Furthermore, the coalition has not added any diplomatic strength to the mission. These 45 countries make up less than 20% of the world’s population and do not make up the moral equivalent of the United Nations. Despite joining the coalition, the level of support for the U.S. in many of these countries is extremely weak–in only two countries in the world, the U.S. and Israel, is popular support greater than 50%. Support is no greater in the global multilateral institutions. Only three members of the United Nations Security Council and slightly more than one-half of all NATO members support the United States’ mission.

Finally, the coalition brings little economic strength to the effort. The first Gulf War cost roughly $60 billion of which the coalition members paid almost the entire costs of the war. No nation to date has offered any sort of economic assistance to the U.S. to pay for the escalating costs estimated between $100 and $200 billion.

It is also unclear how one becomes a member of the coalition. Some countries were apparently drafted. According to the Washington Post, officials of at least one of these countries, Colombia, were apparently unaware that they had been designated as a coalition partner. It is not known how many other governments first learned of their membership in the coalition through the media. Other support is lukewarm at best. For example, a spokesman for the Eritrean Foreign Ministry said to AFP, “We are not having any kind of involvement.”

The lack of democratic credentials in the coalition is also startling. Human rights, democracy, and corruption ratings by Freedom House, Transparency International, and the U.S. State Department illustrate the disconnect between pro-democracy rhetoric and the undemocratic reality of some of the coalition partners.
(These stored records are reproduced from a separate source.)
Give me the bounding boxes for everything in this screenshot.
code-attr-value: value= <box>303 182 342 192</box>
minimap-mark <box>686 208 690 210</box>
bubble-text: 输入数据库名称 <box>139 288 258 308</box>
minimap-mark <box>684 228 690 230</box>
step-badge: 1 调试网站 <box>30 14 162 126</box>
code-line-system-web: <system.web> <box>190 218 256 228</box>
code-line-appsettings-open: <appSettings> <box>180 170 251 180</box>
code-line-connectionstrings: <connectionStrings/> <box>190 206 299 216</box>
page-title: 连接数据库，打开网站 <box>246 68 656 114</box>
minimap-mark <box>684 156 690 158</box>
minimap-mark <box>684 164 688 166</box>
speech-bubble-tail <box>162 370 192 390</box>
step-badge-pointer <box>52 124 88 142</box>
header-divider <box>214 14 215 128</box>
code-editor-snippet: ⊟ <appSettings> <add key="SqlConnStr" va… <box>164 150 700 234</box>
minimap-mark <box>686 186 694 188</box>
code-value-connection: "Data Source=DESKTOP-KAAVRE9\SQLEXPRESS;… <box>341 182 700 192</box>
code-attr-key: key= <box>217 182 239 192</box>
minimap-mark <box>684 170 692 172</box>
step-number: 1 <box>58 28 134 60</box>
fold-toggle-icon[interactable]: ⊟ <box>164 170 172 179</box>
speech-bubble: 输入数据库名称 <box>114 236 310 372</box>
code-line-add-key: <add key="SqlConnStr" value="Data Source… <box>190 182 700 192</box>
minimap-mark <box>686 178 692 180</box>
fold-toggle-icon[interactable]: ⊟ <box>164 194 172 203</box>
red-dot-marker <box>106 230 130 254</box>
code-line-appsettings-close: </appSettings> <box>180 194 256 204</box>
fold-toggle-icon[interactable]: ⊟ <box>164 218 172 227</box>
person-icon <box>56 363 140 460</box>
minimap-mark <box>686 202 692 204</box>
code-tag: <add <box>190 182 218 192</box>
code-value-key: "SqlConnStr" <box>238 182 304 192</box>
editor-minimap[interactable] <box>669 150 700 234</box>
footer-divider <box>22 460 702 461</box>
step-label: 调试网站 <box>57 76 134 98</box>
Seventeen of the countries were measured to have “not free” or “partially free” democracies; twenty-four were found to have significant levels of corruption, and the U.S. State Department concluded that in nine nations, “The overall human rights situation remained extremely poor.”

Before the American public starts applauding the administration’s newfound commitment to assembling an international coalition to attack Iraq, it should put the partners’ participation in perspective. The coalition that Bush claims has more relevance than the UN is not a large group of democratic allies providing substantial military support and backed by public opinion at home. To the contrary, the assembled coalition is evidence of the international community’s opposition to war and the administration’s lack of commitment to democracy and human rights.